Desde temprano, cientos de salteños se acercaron al Templete para agradecer, orar y pedir trabajo. El padre Román subrayó el creciente clamor por empleo y estabilidad.
En la mañana del 7 de agosto, las inmediaciones del Templete de San Cayetano volvieron a llenarse de fieles, como cada año. Pero esta vez, con un tono aún más marcado por la urgencia. Entre velas, estampitas y oraciones, el pedido por trabajo estable se repitió una y otra vez, reflejando el pulso social de una época compleja.
Desde las 7 de la mañana comenzaron las misas en la iglesia ubicada en la esquina de Dr. Luis Gómez y Guerra Gaucha, y las celebraciones continuarán a lo largo del día. La imagen de San Cayetano, patrono del pan y del trabajo, fue el centro de una jornada cargada de fe y también de necesidad.
“Hay mucha gente agradecida, sí, pero también muchísimos que vienen angustiados, pidiendo por un empleo digno. Esa es la súplica que más se escucha”, señaló el padre José Román, encargado del templo.
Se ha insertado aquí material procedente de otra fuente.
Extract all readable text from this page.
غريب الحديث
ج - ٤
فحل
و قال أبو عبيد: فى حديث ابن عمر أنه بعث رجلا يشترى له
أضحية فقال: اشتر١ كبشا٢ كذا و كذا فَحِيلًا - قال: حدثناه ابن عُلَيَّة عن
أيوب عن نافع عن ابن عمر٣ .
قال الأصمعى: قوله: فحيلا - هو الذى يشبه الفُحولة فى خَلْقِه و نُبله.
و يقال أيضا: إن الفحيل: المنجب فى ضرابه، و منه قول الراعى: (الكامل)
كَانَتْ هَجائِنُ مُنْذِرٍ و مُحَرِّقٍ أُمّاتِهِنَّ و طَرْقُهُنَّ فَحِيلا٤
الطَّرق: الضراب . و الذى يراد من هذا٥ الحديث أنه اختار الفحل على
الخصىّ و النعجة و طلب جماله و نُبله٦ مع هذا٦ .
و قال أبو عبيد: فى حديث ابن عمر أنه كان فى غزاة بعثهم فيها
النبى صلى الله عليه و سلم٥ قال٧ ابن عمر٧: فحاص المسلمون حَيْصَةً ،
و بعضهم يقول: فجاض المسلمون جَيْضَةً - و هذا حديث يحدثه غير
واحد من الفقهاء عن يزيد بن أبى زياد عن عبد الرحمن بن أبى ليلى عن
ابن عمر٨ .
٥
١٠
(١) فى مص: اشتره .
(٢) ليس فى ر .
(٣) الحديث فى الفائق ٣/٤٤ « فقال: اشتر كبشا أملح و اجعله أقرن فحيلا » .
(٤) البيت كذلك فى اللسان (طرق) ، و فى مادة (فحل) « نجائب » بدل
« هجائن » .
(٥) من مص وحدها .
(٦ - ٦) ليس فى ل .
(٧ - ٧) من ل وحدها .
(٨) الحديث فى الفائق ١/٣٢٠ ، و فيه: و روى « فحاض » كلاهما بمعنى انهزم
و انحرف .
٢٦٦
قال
En medio de la devoción, el sacerdote también recordó el reciente robo que sufrió el lugar hace tres semanas. Aún no se recuperaron los elementos sustraídos, aunque destacó la reacción de la comunidad: “Gracias a los aportes de los fieles pudimos volver a contar con instrumentos esenciales para las misas, como el proyector. La solidaridad ha sido enorme”.
La tradicional procesión central se realizará el próximo domingo a las 16:30. El recorrido partirá desde la iglesia y avanzará por avenida Perón, Entre Ríos y Siria, para luego regresar por Coronel Suárez. Desde las primeras horas del día se implementarán cortes y desvíos de tránsito, por lo que se recomienda a los conductores circular con precaución.